THE PRESTIGE aims to surprise and fool the viewer throughout its runtime as it tells the story of a friendship-turned-rivalry between two magicians that ultimately takes a sinister turn. While the deadly game of one-upmanship between Borden and Robert Angier (Hugh Jackman) is the main basis of the film, the way in which their stories unfold is the cleverest trick the film pulls. As each magician attempts to figure out how the other performed a particular feat, so too does the audience. The film invites the viewer to participate with the protagonists as they attempt to decipher each other’s tricks.

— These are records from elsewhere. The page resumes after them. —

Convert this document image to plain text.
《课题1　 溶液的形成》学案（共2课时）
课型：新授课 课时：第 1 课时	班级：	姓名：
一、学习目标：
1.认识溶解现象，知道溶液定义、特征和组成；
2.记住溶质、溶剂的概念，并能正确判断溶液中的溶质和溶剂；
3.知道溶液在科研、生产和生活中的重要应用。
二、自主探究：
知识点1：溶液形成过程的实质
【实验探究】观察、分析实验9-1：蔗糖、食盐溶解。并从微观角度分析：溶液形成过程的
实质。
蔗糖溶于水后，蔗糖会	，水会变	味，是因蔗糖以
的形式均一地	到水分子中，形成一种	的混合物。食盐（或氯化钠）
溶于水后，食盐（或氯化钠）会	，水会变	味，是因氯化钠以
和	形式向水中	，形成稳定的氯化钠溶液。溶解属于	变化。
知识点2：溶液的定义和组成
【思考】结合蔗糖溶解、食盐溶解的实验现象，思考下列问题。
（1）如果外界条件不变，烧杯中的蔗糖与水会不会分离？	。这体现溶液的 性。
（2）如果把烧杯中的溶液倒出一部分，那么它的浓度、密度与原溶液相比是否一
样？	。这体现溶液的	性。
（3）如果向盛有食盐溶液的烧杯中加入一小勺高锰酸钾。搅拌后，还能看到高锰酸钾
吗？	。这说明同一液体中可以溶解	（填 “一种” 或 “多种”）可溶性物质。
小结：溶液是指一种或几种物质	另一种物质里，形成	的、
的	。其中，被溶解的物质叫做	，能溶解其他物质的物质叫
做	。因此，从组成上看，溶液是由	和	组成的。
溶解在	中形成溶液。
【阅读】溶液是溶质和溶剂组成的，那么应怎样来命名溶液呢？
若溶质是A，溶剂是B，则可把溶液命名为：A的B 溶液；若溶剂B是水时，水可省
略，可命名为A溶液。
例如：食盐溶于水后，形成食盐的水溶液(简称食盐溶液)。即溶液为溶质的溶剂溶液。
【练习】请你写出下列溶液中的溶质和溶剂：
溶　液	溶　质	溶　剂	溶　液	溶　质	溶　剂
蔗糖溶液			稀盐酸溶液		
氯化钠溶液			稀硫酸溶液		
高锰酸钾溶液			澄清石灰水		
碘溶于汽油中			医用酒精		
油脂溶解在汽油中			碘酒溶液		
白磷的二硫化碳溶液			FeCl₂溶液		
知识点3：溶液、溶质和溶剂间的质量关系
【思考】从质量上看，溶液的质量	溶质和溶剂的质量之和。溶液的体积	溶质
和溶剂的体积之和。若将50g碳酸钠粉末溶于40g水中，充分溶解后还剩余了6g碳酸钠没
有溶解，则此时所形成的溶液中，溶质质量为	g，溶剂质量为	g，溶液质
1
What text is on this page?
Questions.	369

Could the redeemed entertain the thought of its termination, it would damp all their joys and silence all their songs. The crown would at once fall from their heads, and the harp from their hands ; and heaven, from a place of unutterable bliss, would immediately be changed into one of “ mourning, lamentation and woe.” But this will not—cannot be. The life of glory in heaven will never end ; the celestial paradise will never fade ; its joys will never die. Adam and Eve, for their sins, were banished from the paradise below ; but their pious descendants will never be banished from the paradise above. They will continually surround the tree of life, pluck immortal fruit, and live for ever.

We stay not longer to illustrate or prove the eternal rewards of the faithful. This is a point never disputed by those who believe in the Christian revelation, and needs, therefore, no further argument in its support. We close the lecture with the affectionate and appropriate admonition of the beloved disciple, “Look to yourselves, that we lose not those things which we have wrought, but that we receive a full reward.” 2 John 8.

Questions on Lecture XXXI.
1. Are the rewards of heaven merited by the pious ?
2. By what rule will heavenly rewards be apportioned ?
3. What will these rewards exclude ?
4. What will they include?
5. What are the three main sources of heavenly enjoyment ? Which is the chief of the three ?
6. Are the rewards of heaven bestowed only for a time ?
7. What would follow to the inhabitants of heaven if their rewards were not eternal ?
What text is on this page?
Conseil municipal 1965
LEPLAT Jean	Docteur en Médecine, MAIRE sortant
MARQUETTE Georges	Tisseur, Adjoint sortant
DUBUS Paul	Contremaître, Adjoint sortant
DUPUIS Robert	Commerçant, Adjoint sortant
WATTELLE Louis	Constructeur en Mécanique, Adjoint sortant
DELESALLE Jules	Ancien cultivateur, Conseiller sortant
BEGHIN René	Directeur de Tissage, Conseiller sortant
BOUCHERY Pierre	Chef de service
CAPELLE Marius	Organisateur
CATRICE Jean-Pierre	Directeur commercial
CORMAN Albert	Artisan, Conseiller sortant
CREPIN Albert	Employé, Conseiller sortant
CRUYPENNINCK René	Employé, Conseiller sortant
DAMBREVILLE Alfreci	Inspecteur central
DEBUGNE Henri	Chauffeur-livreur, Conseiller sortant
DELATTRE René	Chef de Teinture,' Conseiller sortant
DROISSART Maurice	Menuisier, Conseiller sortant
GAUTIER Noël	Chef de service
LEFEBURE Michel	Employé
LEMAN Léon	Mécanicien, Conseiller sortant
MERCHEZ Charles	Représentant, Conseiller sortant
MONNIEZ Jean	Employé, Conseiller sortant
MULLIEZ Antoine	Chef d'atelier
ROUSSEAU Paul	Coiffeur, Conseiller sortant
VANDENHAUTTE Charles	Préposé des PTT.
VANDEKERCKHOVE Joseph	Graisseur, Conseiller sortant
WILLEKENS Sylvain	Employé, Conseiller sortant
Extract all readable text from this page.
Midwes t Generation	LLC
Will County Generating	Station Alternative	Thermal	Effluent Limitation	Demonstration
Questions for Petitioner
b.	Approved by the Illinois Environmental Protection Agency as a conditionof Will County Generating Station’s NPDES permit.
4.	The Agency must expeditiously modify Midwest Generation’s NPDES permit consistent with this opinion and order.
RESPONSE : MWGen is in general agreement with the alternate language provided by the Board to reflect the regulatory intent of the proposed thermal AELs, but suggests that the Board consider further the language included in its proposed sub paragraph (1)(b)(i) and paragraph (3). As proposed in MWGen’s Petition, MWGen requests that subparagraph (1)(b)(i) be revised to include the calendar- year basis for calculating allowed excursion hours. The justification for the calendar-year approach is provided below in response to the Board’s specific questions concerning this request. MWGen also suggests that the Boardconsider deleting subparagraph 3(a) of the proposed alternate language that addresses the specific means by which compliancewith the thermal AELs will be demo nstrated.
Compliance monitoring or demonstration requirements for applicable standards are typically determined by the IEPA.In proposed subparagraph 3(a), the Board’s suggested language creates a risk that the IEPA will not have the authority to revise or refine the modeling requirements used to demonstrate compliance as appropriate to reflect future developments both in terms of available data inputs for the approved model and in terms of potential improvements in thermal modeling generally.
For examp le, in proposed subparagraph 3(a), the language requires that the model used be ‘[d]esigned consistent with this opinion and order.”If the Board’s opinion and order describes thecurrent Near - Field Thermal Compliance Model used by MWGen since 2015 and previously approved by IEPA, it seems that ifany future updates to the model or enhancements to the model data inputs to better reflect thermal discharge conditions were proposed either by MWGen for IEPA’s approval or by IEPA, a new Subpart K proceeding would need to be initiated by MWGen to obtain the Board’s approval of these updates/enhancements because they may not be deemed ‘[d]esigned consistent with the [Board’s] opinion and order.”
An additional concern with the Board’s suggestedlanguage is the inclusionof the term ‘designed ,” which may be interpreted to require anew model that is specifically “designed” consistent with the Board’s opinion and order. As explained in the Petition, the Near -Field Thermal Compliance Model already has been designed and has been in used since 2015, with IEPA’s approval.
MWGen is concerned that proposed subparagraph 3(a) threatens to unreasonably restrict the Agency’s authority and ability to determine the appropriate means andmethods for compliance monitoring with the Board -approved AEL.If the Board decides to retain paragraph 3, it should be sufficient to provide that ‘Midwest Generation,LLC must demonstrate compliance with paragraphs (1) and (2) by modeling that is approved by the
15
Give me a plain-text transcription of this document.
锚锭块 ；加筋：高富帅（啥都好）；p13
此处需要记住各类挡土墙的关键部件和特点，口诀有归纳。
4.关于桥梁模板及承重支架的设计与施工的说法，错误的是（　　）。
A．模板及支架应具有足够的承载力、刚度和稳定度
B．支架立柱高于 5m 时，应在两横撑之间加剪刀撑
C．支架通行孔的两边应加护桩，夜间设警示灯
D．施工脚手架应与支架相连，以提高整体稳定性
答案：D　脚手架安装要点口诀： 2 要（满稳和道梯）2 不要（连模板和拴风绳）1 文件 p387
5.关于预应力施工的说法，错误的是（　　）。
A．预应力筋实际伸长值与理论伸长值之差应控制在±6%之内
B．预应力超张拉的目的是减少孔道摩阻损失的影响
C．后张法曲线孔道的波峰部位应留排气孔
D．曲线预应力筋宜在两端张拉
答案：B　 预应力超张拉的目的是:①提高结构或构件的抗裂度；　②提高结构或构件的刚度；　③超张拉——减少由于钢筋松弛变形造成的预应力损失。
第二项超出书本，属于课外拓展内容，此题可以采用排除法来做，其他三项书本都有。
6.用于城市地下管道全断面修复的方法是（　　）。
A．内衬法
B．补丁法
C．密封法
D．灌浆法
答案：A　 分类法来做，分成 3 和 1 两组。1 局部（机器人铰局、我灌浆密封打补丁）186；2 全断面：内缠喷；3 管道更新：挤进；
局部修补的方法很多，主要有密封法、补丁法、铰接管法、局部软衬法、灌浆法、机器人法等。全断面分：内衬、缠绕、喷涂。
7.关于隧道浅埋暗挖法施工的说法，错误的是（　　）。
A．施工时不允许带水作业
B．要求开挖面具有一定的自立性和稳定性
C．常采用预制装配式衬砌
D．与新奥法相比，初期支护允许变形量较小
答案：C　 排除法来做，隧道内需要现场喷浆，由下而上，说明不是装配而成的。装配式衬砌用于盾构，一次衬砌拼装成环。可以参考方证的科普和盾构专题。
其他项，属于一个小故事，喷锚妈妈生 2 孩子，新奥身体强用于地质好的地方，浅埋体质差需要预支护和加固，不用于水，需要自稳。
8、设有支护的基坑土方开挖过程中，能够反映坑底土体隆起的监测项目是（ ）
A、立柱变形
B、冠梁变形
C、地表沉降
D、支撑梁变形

Nolan creates an interactive experience for us to choose our favourite magician and join them on their respective journey.
While THE ILLUSIONIST also attempts to deceive the viewer with its use of apparent supernatural elements that directly contradict the title of the film, the complex hoodwink is often seen from the perspective of Chief Inspector Uhl (Paul Giamatti), who represents the questioning audience throughout the film. Like us, he follows Eisenheim’s every step in an attempt to figure out exactly how the enigmatic conjurer performs his incredible feats. THE ILLUSIONIST also invites the viewer into the film, thus transcending the notion of spectatorship in a similar way to THE PRESTIGE, encouraging the audience to interact with the film in an effort to unravel the mysteries and surprises that Uhl uncovers.
Both films capture the essence of cinema itself: the close relationship between the audience and the film they are watching. Right up until the final act of each film, we are left questioning each new plot development. In THE PRESTIGE the modulated voiceover of Cutter (Michael Caine) tells us: “Now you’re looking for the secret. But you won’t find it because of course, you’re not really looking”. The allure of being surprised by the outcome is inescapable. Mystery, intrigue and the timeless device of a plot twist are the pretty assistants of both films. As they strive to entertain, they both metaphorically represent the fantastical illusion that cinema creates. Eisenheim encapsulates this as he addresses the crowd: “Everything you’ve seen in my theatre is an illusion, it’s a trick. It’s not real… My intention has only been to entertain”.